Aku benar-benar tidak mengerti kenapa hal ini bisa terjadi kepada diriku. Mama dan papa sudah tahu kalau aku memiliki pacar yang sekampus dengan diriku dan dia sudah bekerja dan sedang menyusun skripsinya.
Aku memandang wajah cemberut yang sangat mengkerut. Aku tidak terima jika harus dijodohkan seperti ini. Aku ingin menikah dengan pilihanku sendiri yang sesuai dengan hatiku.

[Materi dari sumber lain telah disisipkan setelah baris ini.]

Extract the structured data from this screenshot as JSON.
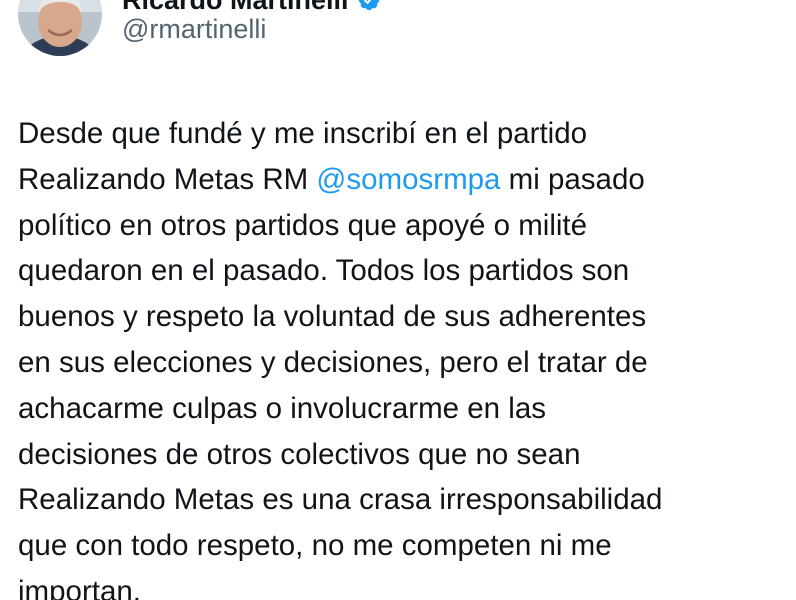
{
  "author": {
    "display_name": "Ricardo Martinelli",
    "handle": "@rmartinelli",
    "verified_icon": "verified-badge-icon",
    "avatar": "profile-photo"
  },
  "tweet": {
    "text_part1": "Desde que fundé y me inscribí en  el partido\nRealizando Metas RM ",
    "mention": "@somosrmpa",
    "text_part2": " mi pasado\npolítico en otros partidos que apoyé o milité\nquedaron en el pasado. Todos los partidos son\nbuenos y respeto la voluntad de sus adherentes\nen sus elecciones y decisiones, pero el tratar de\nachacarme culpas o involucrarme en las\ndecisiones de otros colectivos que no sean\nRealizando Metas es una crasa irresponsabilidad\nque con todo respeto, no me competen ni me\nimportan."
  },
  "colors": {
    "text": "#0f1419",
    "secondary_text": "#536471",
    "link": "#1d9bf0",
    "background": "#ffffff"
  }
}
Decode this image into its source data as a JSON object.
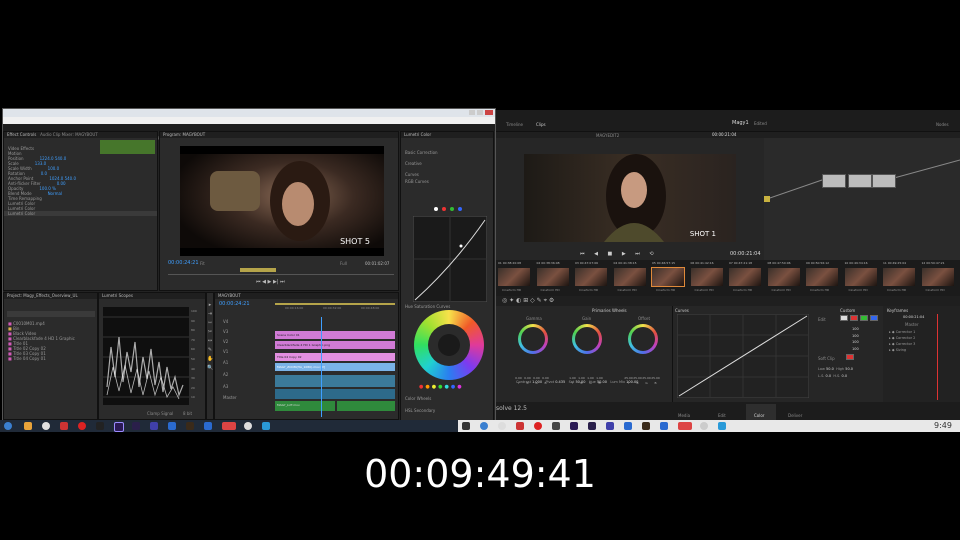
{
  "premiere": {
    "menu": [
      "File",
      "Edit",
      "Clip",
      "Sequence",
      "Marker",
      "Title",
      "Window",
      "Help"
    ],
    "workspaces": [
      "Assembly",
      "Editing",
      "Color",
      "Effects",
      "Audio",
      "Titles",
      "Libraries",
      "ELEMENT",
      "GSU Elements 1.07",
      "Editing (CS5.5)",
      "Ken Burns"
    ],
    "active_workspace": "Color",
    "effect_controls_tab": "Effect Controls",
    "audio_mixer_tab": "Audio Clip Mixer: MAGYBOUT",
    "program_tab": "Program: MAGYBOUT",
    "lumetri_tab": "Lumetri Color",
    "effect_rows": [
      "Video Effects",
      "Motion",
      "Position",
      "Scale",
      "Scale Width",
      "Rotation",
      "Anchor Point",
      "Anti-flicker Filter",
      "Opacity",
      "Blend Mode",
      "Time Remapping",
      "Lumetri Color",
      "Lumetri Color",
      "Lumetri Color"
    ],
    "effect_values": [
      "",
      "",
      "1224.0  540.0",
      "133.0",
      "100.0",
      "0.0",
      "1024.0  540.0",
      "0.00",
      "100.0 %",
      "Normal",
      "",
      "",
      "",
      ""
    ],
    "program_timecode": "00:00:24:21",
    "program_duration": "00:01:02:07",
    "fit_label": "Fit",
    "full_label": "Full",
    "shot_label": "SHOT 5",
    "lumetri_sections": [
      "Basic Correction",
      "Creative",
      "Curves",
      "RGB Curves",
      "Hue Saturation Curves",
      "Color Wheels",
      "HSL Secondary"
    ],
    "project_tab": "Project: Magy_Effects_Overview_UL",
    "scopes_tab": "Lumetri Scopes",
    "project_items": [
      "C0010M01.mp4",
      "Bin",
      "Black Video",
      "Clearblackfade 4 HD 1 Graphic",
      "Title 01",
      "Title 02 Copy 02",
      "Title 03 Copy 01",
      "Title 04 Copy 01"
    ],
    "scope_labels": [
      "100",
      "90",
      "80",
      "70",
      "60",
      "50",
      "40",
      "30",
      "20",
      "10",
      "0"
    ],
    "scope_clamp": "Clamp Signal",
    "scope_mode": "8 bit",
    "timeline_tab": "MAGYBOUT",
    "timeline_timecode": "00:00:24:21",
    "timeline_ticks": [
      "00:00:16:00",
      "00:00:32:00",
      "00:00:48:00"
    ],
    "track_names": [
      "V4",
      "V3",
      "V2",
      "V1",
      "A1",
      "A2",
      "A3",
      "Master"
    ],
    "clips": [
      "Scene Color 01",
      "Title 04 Copy 02",
      "Clearblackfade 4 HD 1 Graphic.png",
      "MAGY_ZOOM",
      "MAGY_ZOOM(HA_1080).mov [V]",
      "MAGY_LUT.mov"
    ]
  },
  "resolve": {
    "menu": [
      "File",
      "Edit",
      "Trim",
      "Timeline",
      "Clip",
      "Mark",
      "View",
      "Playback",
      "Color",
      "Nodes",
      "Workspace",
      "Help"
    ],
    "project_name": "Magy1",
    "project_state": "Edited",
    "timeline_label": "Timeline",
    "clips_label": "Clips",
    "nodes_label": "Nodes",
    "timeline_name": "MAGYEDIT2",
    "timecode": "00:00:21:04",
    "viewer_timecode": "00:00:21:04",
    "shot_label": "SHOT 1",
    "thumb_timecodes": [
      "00:38:20:08",
      "00:38:36:08",
      "00:47:07:06",
      "00:41:38:15",
      "00:46:57:15",
      "00:41:42:16",
      "00:47:21:18",
      "00:47:50:06",
      "00:50:56:12",
      "00:49:34:16",
      "00:49:25:04",
      "00:50:47:21"
    ],
    "thumb_nums": [
      "01",
      "02",
      "03",
      "04",
      "05",
      "06",
      "07",
      "08",
      "09",
      "10",
      "11",
      "12"
    ],
    "thumb_label": "Cineform HD",
    "primaries_title": "Primaries Wheels",
    "wheels": [
      "Gamma",
      "Gain",
      "Offset"
    ],
    "wheel_values": [
      [
        "0.00",
        "0.00",
        "0.00",
        "0.00"
      ],
      [
        "1.00",
        "1.00",
        "1.00",
        "1.00"
      ],
      [
        "25.00",
        "25.00",
        "25.00",
        "25.00"
      ]
    ],
    "wheel_channels": [
      "Y",
      "R",
      "G",
      "B"
    ],
    "contrast_label": "Contrast",
    "contrast_value": "1.000",
    "pivot_label": "Pivot",
    "pivot_value": "0.435",
    "sat_label": "Sat",
    "sat_value": "50.00",
    "hue_label": "Hue",
    "hue_value": "50.00",
    "lummix_label": "Lum Mix",
    "lummix_value": "100.00",
    "curves_title": "Curves",
    "custom_title": "Custom",
    "edit_label": "Edit",
    "curve_values": [
      "100",
      "100",
      "100",
      "100"
    ],
    "softclip_label": "Soft Clip",
    "softclip_rows": [
      [
        "Low",
        "50.0",
        "High",
        "50.0"
      ],
      [
        "L.S.",
        "0.0",
        "H.S.",
        "0.0"
      ]
    ],
    "keyframes_title": "Keyframes",
    "keyframes_timecode": "00:00:21:04",
    "keyframes_master": "Master",
    "keyframes_items": [
      "Corrector 1",
      "Corrector 2",
      "Corrector 3",
      "Sizing"
    ],
    "pages": [
      "Media",
      "Edit",
      "Color",
      "Deliver"
    ],
    "active_page": "Color",
    "version_label": "solve 12.5"
  },
  "taskbar_right": "9:49",
  "big_timecode": "00:09:49:41"
}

Pria yang di depanku ini seperti kanebo kering. Sejak tadi dia hanya diam padahal ini menyangkut masa depan kami berdua. Seharusnya dia menolak perjodohan ini. Bukan malah diem ajah kayak orang lagi sariawan.
Puas menatap pria yang bagaikan patung Pancoran itu. Aku izin undur diri dan pergi ke ruangan samping dimana sepupuku berkumpul.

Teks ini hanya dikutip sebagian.